If I was stunned by the plates in Actinologia Britannica, can you imagine how I felt when viewing the originals held by the Horniman Museum (three of which are shown above)? This is what Edmund wrote about Henry's methods [10]:

His books were always well illustrated, and often very copiously and brilliantly illustrated, by his own pencil. It was his custom from his earliest childhood to make drawings and paintings of objects which came under his notice.. ..In July, 1855, he stated.. ..that he had up to that date accumulated in his portfolios more than three thousand figures of animals or parts of animals, of which about two thousand five hundred were of the invertebrate classes, and about half of these latter done under the microscope. During the remainder of his life he added perhaps two thousand more drawings to his collections. The remarkable feature about these careful works of art was that, in the majority of cases, they were drawn from the living animal..
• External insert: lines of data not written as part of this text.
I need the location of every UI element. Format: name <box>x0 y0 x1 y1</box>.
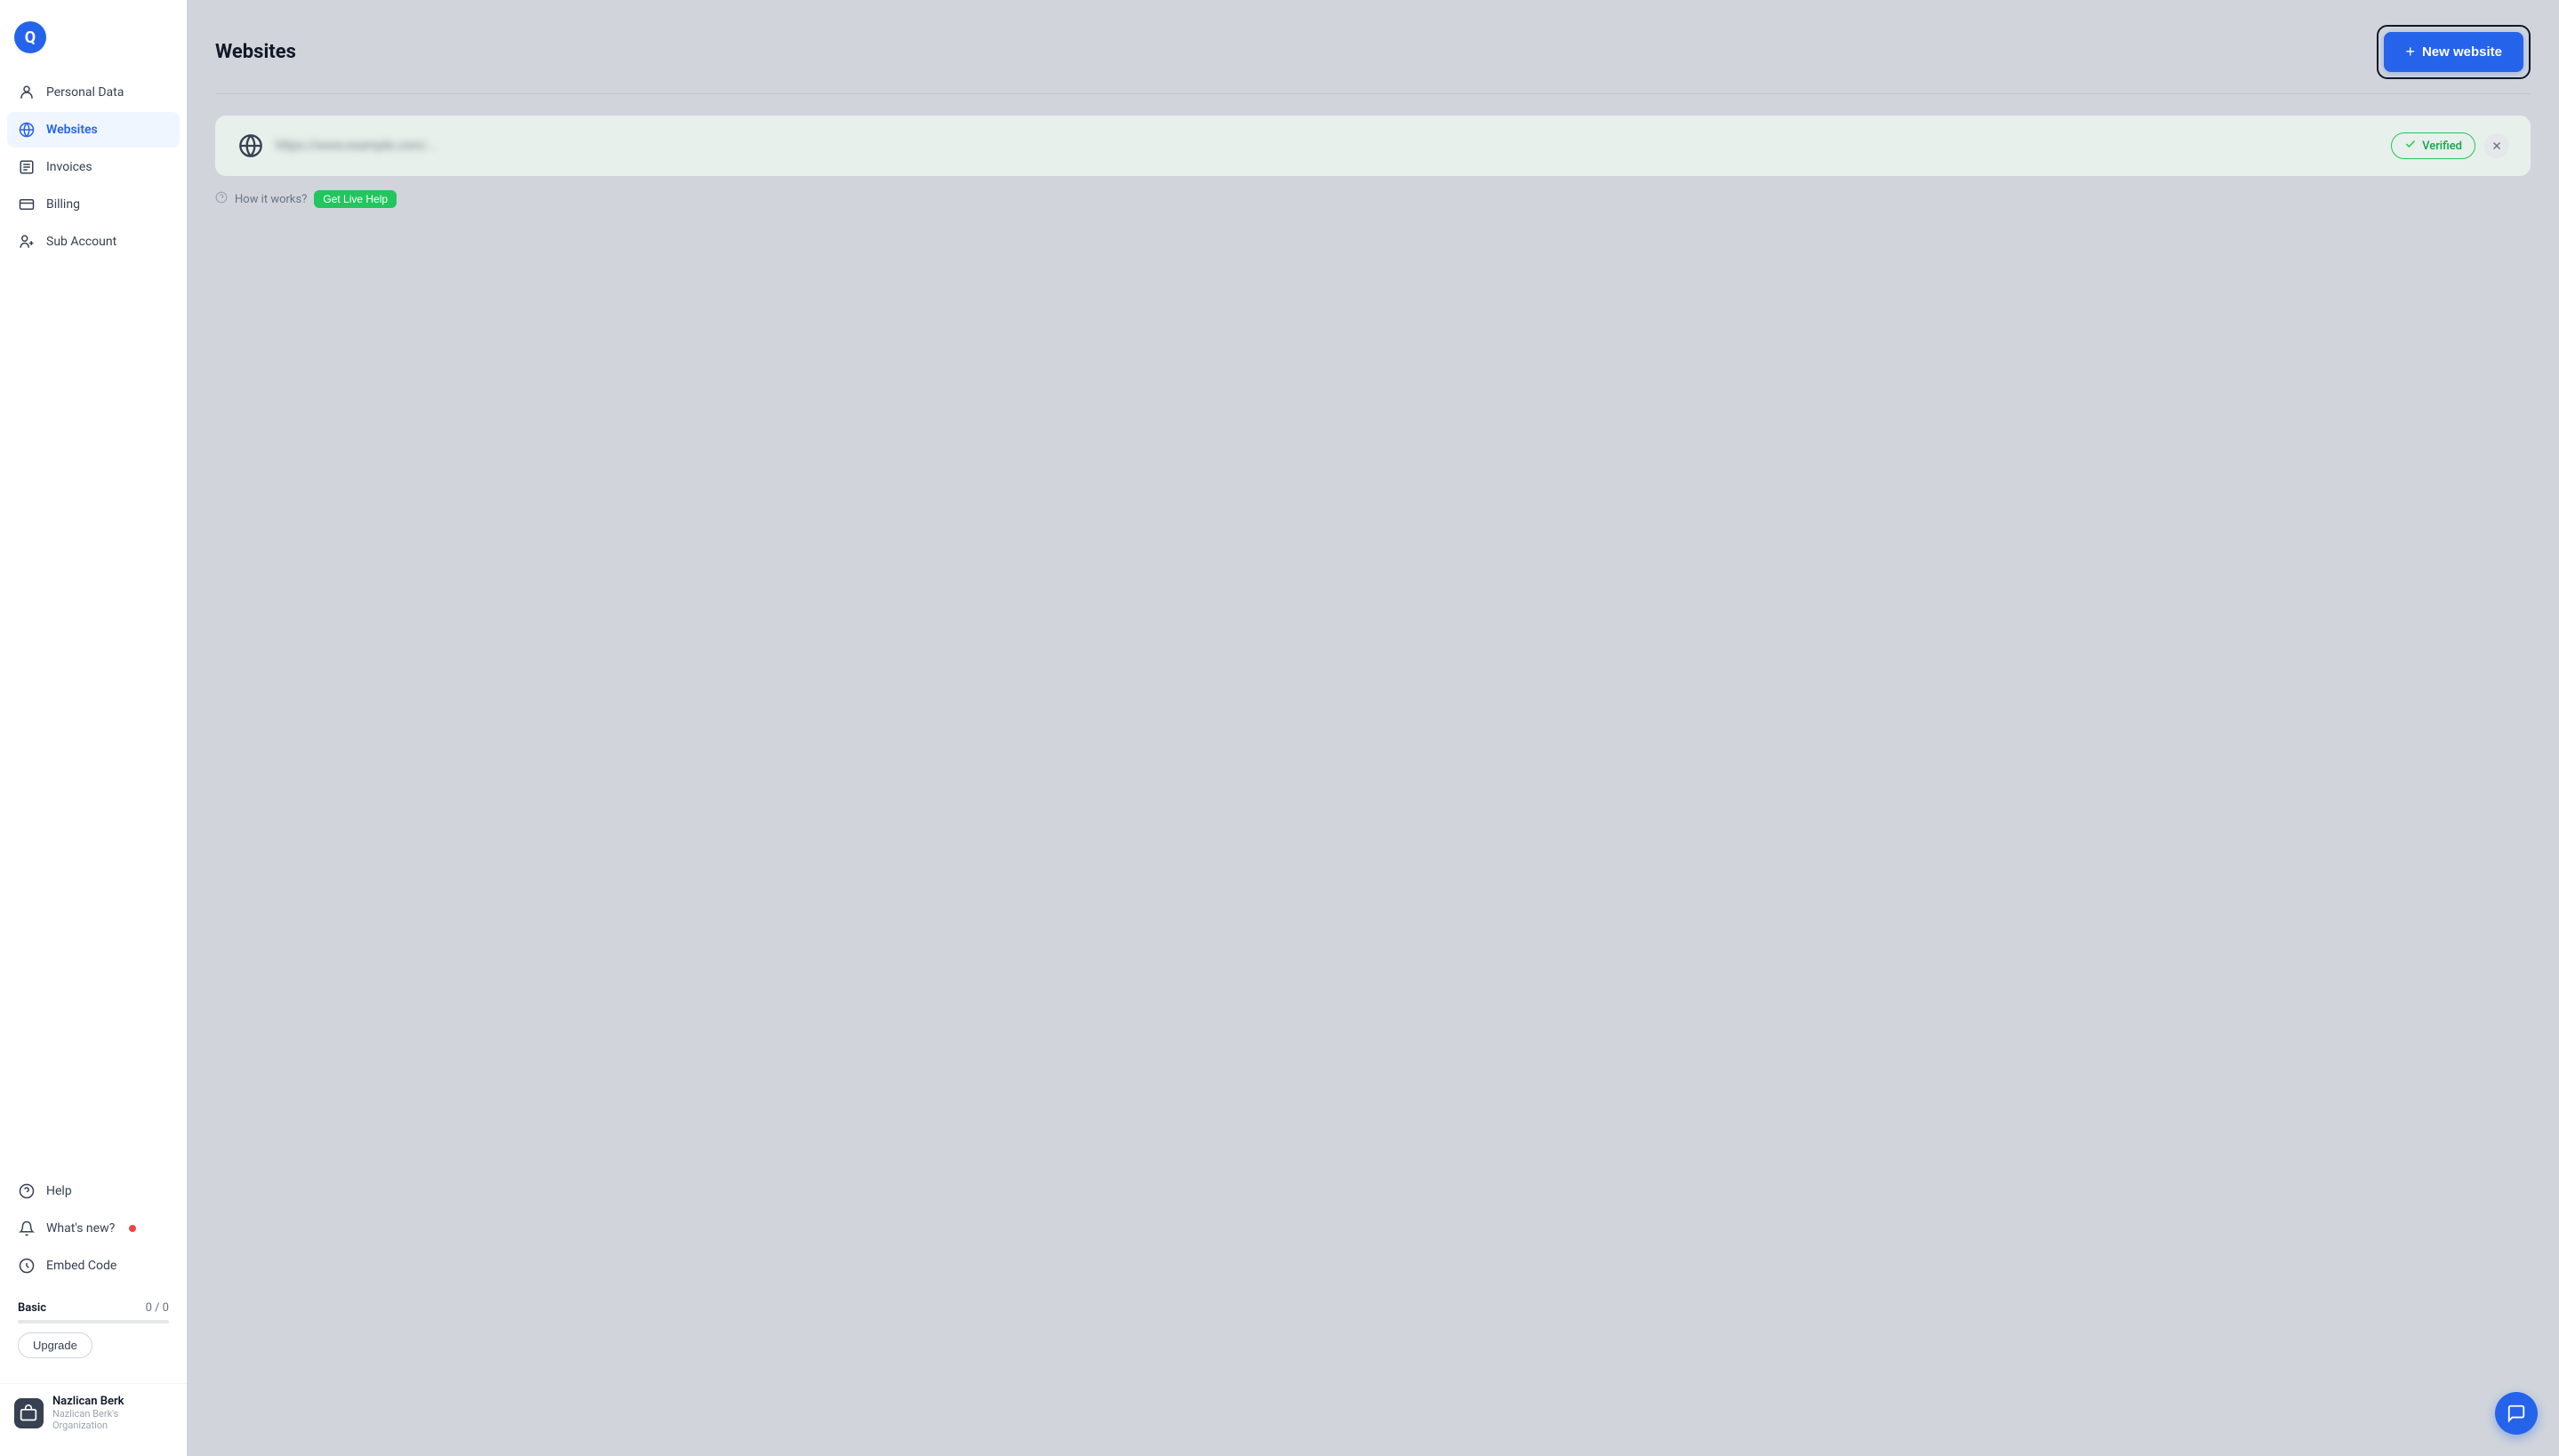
user-name: Nazlican Berk <box>52 1395 172 1408</box>
website-row: https://www.example.com/... Verified <box>215 116 2531 176</box>
plus-icon: + <box>2405 43 2415 61</box>
sidebar: Q Personal Data Websites Invoices <box>0 0 187 1456</box>
sidebar-item-embed-code[interactable]: Embed Code <box>7 1248 180 1284</box>
question-icon <box>215 191 228 207</box>
sidebar-item-invoices[interactable]: Invoices <box>7 149 180 185</box>
sidebar-item-personal-data[interactable]: Personal Data <box>7 75 180 110</box>
check-circle-icon <box>2404 138 2417 154</box>
plan-name: Basic <box>18 1301 46 1315</box>
main-content: Websites + New website https://www.examp… <box>187 0 2559 1456</box>
person-icon <box>18 84 36 101</box>
sidebar-item-whats-new[interactable]: What's new? <box>7 1211 180 1246</box>
website-globe-icon <box>237 132 265 160</box>
sidebar-item-websites[interactable]: Websites <box>7 112 180 148</box>
sidebar-item-label: Embed Code <box>46 1259 116 1273</box>
page-header: Websites + New website <box>187 0 2559 93</box>
sidebar-item-label: Invoices <box>46 160 92 174</box>
bell-icon <box>18 1220 36 1237</box>
upgrade-button[interactable]: Upgrade <box>18 1332 92 1358</box>
plan-section: Basic 0 / 0 Upgrade <box>7 1291 180 1369</box>
sidebar-item-label: Billing <box>46 197 80 212</box>
user-section: Nazlican Berk Nazlican Berk's Organizati… <box>0 1383 187 1442</box>
app-logo: Q <box>14 21 46 53</box>
how-it-works-row: How it works? Get Live Help <box>215 190 2531 208</box>
help-icon <box>18 1182 36 1200</box>
sidebar-item-label: Help <box>46 1184 72 1198</box>
user-org: Nazlican Berk's Organization <box>52 1408 172 1431</box>
sidebar-logo: Q <box>0 14 187 75</box>
plan-count: 0 / 0 <box>146 1301 169 1315</box>
plan-progress-bar <box>18 1320 169 1324</box>
embed-icon <box>18 1257 36 1275</box>
invoice-icon <box>18 158 36 176</box>
sidebar-item-sub-account[interactable]: Sub Account <box>7 224 180 260</box>
globe-nav-icon <box>18 121 36 139</box>
chat-fab-button[interactable] <box>2495 1392 2538 1435</box>
billing-icon <box>18 196 36 213</box>
sidebar-item-label: Websites <box>46 123 98 137</box>
notification-dot <box>129 1225 136 1232</box>
how-it-works-text: How it works? <box>235 193 307 206</box>
get-live-help-button[interactable]: Get Live Help <box>314 190 397 208</box>
user-info: Nazlican Berk Nazlican Berk's Organizati… <box>52 1395 172 1431</box>
page-title: Websites <box>215 41 296 63</box>
plan-header: Basic 0 / 0 <box>18 1301 169 1315</box>
sidebar-item-label: Sub Account <box>46 235 116 249</box>
websites-list: https://www.example.com/... Verified How… <box>187 94 2559 1456</box>
new-website-button[interactable]: + New website <box>2384 32 2523 72</box>
sidebar-item-help[interactable]: Help <box>7 1173 180 1209</box>
sidebar-item-billing[interactable]: Billing <box>7 187 180 222</box>
website-url: https://www.example.com/... <box>276 139 437 153</box>
sub-account-icon <box>18 233 36 251</box>
website-row-right: Verified <box>2391 132 2509 159</box>
sidebar-item-label: What's new? <box>46 1221 115 1236</box>
new-website-btn-container: + New website <box>2377 25 2531 79</box>
sidebar-item-label: Personal Data <box>46 85 124 100</box>
remove-website-button[interactable] <box>2484 133 2509 158</box>
verified-badge: Verified <box>2391 132 2475 159</box>
nav-bottom-menu: Help What's new? Embed Code <box>0 1173 187 1284</box>
website-row-left: https://www.example.com/... <box>237 132 437 160</box>
nav-menu: Personal Data Websites Invoices Billing <box>0 75 187 1173</box>
avatar <box>14 1398 44 1428</box>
..[Henry] Gosse as a draughtsman was trained in the school of the miniature painters. When a child he had been accustomed to see his father [a professional miniaturist and illustrator] inscribe the outline of a portrait on the tiny area of the ivory, and then fill it in with stipplings of pure body-colour. He possessed to the last the limitations of the miniaturist. He had no distance, no breadth of tone, no perspective; but a miraculous exactitude in rendering shades of colour and minute peculiarities of form and marking. In late years he was accustomed to make a kind of patchwork quilt of each full-page illustration, collecting as many individual forms as he wished to present, each separately coloured and cut out, and then gummed into its place on the general plate, upon which a background of rocks, sand and seaweeds was then washed in..

We can see examples of Henry's "patchwork" approach in the Plates shown above. Close examination of Plate I shows the top right section to be stuck on as are the sea anemones numbered 2, 7 and 8 in Plate III and sea anemones 7, 8, 9 and 11 in Plate VI. As Edmund points out, they are intended as accurate aids to identification, not as works of art, although I think they are beautiful, as are some of Henry's very small watercolours (see below).




They are truly the work of a miniaturist, as there is no shortage of paper on which to paint and it could be that Henry Gosse intended to convey real-life scale as well as accuracy of form and colour.

These are only a very small number of the illustrations held by the Horniman Museum and I would like to thank the Museum for letting me see the Haddon Collection and for allowing me to take the photographs that accompany this post.


[1] H. J. Fleure, rev. Sandra Rouse (2004-2016) Alfred Cort Haddon. Oxford Dictionary of National Biography http://www.oxforddnb.com/view/article/3326

[2] C. G. Seligman (1940) Obituary of Dr A. C. Haddon F.R.S.. Nature 145: 848-850.

[3] Daniel Merriman (1963) Edward Forbes – Manxman. Progress in Oceanography 3: 191- 206.




[7] R. B. Freeman and Douglas Wertheimer (1980) Philip Henry Gosse: A Bibliography. Folkestone, Wm. Dawson & Sons.

[8] L. J. P. Gaskin (1937) On a collection of original sketches and drawings of British sea-anemones and corals by Philip Henry Gosse, and his correspondents, 1839-1861, in the Library of the Horniman Museum. Journal of the Society for the Bibliography of Natural History 1: 65-67

[9] Edmund Gosse (1907) Father and Son. London, William Heinemann.

[10] Edmund Gosse (1890) The Naturalist of the Sea-Shore: the life of Philip Henry Gosse. London, William Heinemann.